You step inside from the bright heat of the day into the cool dim of the man’s house. Now that relief is so close, it is as if your body can hardly wait. You look at the man expectantly. The bathroom is this way he says, just through the obstacle course. Your mouth and your bladder groan in consternation. It is one of my hobbies, he explains. He leads you through swinging pendulums and up slippery slopes and from behind you study him, trying to shift your focus from your own body to his. He is balding, and though he is short, his body is still somehow elongated, as if he was a slight, tall man who was shrunk but whose proportions otherwise stayed the same. You duck under a pole and leap over a crevasse to finally find yourself in front of the bathroom. The man looks at you. Just one moment he says, I was actually about to brush my teeth before you knocked and oral hygiene is very important to me. Your mouth is so dry you are unable to protest as he ducks into the bathroom and closes the door.

You now have to urinate so badly that you feel a slight breeze might tip you over. Your groin feels like a pit, or a water balloon about to burst. From the kitchen you hear the sink dripping in a steady, maddening rhythm. You press your ear up to the bathroom but hear nothing but a vague shuffling. Desperate, you knock rapidly. Just a second, answers the small tall man. The door swings open. You feel a drop fall in anticipation. But the man is now dressed as a clown. This is one of my other hobbies, he says. Then he honks his nose and squeezes the pump in his hand, squirting water out of the toy flower on his chest and spraying you in the face.

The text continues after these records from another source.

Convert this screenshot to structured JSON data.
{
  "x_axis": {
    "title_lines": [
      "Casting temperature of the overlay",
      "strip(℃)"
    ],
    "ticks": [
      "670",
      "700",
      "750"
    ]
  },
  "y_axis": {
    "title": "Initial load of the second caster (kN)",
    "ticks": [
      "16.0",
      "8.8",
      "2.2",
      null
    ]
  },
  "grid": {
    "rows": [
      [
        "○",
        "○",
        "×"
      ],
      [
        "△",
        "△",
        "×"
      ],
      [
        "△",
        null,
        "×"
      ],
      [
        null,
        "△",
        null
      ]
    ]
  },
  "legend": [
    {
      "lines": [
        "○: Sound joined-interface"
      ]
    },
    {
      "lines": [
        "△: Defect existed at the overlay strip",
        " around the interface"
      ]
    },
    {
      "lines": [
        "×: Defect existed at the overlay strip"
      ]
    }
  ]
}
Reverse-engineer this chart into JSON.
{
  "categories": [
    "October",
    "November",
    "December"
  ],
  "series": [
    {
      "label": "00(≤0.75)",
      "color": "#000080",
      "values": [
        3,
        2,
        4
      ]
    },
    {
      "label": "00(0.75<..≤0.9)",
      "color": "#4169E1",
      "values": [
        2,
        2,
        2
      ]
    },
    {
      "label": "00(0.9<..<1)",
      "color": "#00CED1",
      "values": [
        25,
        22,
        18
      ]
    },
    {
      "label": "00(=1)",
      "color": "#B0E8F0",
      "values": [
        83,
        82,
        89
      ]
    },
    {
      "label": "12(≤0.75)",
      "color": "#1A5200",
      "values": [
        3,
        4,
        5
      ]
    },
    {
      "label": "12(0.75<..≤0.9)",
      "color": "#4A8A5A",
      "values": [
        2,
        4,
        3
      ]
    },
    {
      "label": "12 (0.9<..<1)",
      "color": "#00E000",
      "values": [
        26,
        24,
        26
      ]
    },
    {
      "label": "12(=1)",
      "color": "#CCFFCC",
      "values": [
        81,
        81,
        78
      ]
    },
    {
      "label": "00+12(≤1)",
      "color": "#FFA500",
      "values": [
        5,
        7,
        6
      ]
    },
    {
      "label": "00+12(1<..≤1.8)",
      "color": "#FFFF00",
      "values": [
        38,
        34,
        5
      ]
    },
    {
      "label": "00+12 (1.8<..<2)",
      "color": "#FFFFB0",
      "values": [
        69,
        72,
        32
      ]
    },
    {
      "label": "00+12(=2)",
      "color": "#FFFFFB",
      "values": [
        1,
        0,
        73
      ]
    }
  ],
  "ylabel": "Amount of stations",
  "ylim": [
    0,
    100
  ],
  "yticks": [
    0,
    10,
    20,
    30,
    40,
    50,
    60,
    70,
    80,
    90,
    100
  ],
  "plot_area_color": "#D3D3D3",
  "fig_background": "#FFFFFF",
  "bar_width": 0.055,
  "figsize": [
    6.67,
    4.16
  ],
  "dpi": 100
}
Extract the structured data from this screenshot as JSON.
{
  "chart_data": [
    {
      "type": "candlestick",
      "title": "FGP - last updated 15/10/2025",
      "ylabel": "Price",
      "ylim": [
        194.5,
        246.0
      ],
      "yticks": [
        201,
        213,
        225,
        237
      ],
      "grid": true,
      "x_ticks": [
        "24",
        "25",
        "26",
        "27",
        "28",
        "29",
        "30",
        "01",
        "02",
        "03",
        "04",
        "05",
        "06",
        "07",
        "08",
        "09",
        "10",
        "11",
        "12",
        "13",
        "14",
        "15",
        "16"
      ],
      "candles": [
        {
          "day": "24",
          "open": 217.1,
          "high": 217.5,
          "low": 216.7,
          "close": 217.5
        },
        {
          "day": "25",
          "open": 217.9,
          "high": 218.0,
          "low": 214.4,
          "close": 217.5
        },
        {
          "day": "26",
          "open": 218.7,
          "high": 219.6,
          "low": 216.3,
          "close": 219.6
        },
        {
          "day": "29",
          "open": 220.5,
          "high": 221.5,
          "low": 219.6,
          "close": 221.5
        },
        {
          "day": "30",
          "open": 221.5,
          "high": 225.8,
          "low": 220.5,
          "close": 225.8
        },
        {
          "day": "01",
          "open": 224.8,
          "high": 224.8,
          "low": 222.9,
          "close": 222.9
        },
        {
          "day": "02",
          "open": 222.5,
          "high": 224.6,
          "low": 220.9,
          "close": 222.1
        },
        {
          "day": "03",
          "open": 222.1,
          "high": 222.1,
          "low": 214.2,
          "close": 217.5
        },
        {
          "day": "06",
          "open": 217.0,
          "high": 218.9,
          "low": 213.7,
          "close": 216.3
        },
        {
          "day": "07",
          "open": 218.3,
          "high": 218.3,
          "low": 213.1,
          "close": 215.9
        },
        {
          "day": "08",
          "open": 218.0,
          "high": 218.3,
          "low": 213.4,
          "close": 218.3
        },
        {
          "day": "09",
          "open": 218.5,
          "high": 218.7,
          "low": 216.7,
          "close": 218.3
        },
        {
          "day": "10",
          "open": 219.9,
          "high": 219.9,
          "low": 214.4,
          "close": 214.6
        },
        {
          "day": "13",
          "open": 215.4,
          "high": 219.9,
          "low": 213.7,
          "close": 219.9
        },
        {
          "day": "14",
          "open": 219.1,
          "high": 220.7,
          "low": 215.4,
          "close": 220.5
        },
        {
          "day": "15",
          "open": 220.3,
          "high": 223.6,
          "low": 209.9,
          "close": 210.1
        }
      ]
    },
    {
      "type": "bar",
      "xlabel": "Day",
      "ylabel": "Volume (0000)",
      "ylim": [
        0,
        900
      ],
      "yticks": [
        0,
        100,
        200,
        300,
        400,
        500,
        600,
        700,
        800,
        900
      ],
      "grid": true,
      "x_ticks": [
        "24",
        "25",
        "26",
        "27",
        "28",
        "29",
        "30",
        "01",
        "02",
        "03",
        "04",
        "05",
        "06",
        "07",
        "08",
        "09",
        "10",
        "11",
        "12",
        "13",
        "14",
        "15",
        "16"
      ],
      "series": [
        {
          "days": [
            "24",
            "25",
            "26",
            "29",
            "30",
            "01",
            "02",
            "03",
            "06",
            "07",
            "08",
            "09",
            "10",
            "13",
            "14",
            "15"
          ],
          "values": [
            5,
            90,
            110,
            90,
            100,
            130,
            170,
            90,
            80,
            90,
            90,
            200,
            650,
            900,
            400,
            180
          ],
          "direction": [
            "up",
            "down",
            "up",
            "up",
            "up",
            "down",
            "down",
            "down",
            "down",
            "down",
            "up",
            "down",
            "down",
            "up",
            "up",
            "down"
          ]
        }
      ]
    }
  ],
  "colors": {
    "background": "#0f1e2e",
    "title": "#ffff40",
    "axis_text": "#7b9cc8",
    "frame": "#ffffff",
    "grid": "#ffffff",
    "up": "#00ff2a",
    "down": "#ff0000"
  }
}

You release your despair, your tears, and your urine. It runs hot and steamy, soaking your pants, pooling in your shoes, spilling onto the floor. You move through every applicable emotion- anger, humiliation, shame, and by the time your bladder is empty so is your mind. It turns towards the practical. Apologies for the mess, you tell the man, but do you have any pants and shoes I can borrow for my walk home?

A few minutes later you are back on the street, heading home. Your clown pants billow in the breeze as your clown shoes smack the pavement in loud clops. At the corner you stick your hands into your pockets and sigh before turning your head upward, towards the blue sky. Still, you think, it is a beautiful day.